The nomination for this year’s Dandelion Award states the following:
«Her work as general practitioner and Chief Medical Officer in a small, rural community in Eastern Norway for more than thirty years has established the legitimacy of her numerous initiatives, contributions, ideas and provocations. She has taken the floor in many forums and has always defended her position well – be it as a board member of our professional association, as editor of Utposten, as associated editor of the Journal of the Norwegian Medical Association, as a member of the Working Party of Rural Health of WONCA, as an organiser and lecturer, as a contributor to the news media and to EYR or as a supervisor for a great number of residents and candidates for specialisation in general practice. She has achieved the unusual feat of remaining critical of established positions while constantly being brought forward as the NMA?s representative in a variety of contexts, most recently in professional forums discussing how practices related to medical certification and emergency response are to be regulated. With a critical eye, she infused the thinking related to risk in medicine with a new content in the early 1990s, and she was the first to challenge the revelation of truth when the EBM (Evidence-based-medicine) wave reached our shores just before the turn of the millennium. Before rural medicine became a familiar concept in this country she saw the need for a debate on the health services in rural Norway and for a description of how the services provided to the public are linked to social development in general.
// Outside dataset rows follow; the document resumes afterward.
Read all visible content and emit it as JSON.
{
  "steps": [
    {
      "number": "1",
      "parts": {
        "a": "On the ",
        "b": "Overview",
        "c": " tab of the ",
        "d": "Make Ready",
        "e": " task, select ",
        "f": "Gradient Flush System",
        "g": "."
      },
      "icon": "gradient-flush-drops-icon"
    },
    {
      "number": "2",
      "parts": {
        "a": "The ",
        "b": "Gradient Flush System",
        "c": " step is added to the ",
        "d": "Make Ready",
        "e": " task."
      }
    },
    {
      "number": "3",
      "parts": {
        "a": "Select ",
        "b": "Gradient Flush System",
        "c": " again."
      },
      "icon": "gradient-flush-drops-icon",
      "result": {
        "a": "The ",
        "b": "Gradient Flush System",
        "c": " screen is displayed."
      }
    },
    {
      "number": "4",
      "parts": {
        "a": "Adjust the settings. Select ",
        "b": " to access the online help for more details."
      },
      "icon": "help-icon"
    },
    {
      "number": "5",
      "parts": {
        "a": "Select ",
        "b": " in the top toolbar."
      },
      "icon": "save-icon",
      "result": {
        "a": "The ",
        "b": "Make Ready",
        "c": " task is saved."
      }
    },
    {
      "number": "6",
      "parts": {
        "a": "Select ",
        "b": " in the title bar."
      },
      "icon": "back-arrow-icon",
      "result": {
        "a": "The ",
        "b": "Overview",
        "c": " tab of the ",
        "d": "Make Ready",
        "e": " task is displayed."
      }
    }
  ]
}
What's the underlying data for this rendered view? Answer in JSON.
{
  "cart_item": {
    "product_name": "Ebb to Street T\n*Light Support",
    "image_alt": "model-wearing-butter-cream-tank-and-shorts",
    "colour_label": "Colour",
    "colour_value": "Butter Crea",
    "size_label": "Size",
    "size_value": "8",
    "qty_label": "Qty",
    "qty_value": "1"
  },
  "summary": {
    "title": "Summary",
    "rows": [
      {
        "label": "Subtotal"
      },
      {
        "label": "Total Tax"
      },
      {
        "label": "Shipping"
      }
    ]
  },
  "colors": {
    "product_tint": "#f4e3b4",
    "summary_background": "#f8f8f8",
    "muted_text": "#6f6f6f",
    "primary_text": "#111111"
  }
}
She also pioneered the establishment of the Norwegian Centre for Rural Medicine at the University of Tromsø, where she currently participates as a regional coordinator and as a member of the steering group.
She is in favour of plans to downscale psychiatry, she is an uncompromising defender of a wide normal variation in the life of humans as biological and psychological beings, and she claims that the GP should act as a guarantor who protects all patients from being arbitrarily treated as ill. Anyone who has viewpoints regarding these issues will not deny that her arguments are well-founded and hard to refute.
Her ability to express herself cogently is enviable –and her clever turns of phrase can most often be tolerated even by those who are the targets of her attacks when she is on warpath, which she occasionally is. Examples are easy to find; some of these include major issues concerning regular salaries for Norwegian GPs, the struggle against corruption and increasing commercialism in the health services, and the use of Nordic languages, if at all possible, when colleagues meet abroad.
When asked to make an intellectual or creative contribution, she seldom declines – or perhaps she declines too seldom? But when she accepts, she is always up to standards, regardless of whether this involves spending hours at the steering wheel, sleeping short nights and mastering the logistical challenges involved in a life with four children, as well as heading the municipal health services and taking care of her own health as her primary areas of responsibility.
The discourse on general practice would not have been what it is without her. The Dandelion of the Year is Elisabeth Swensen!»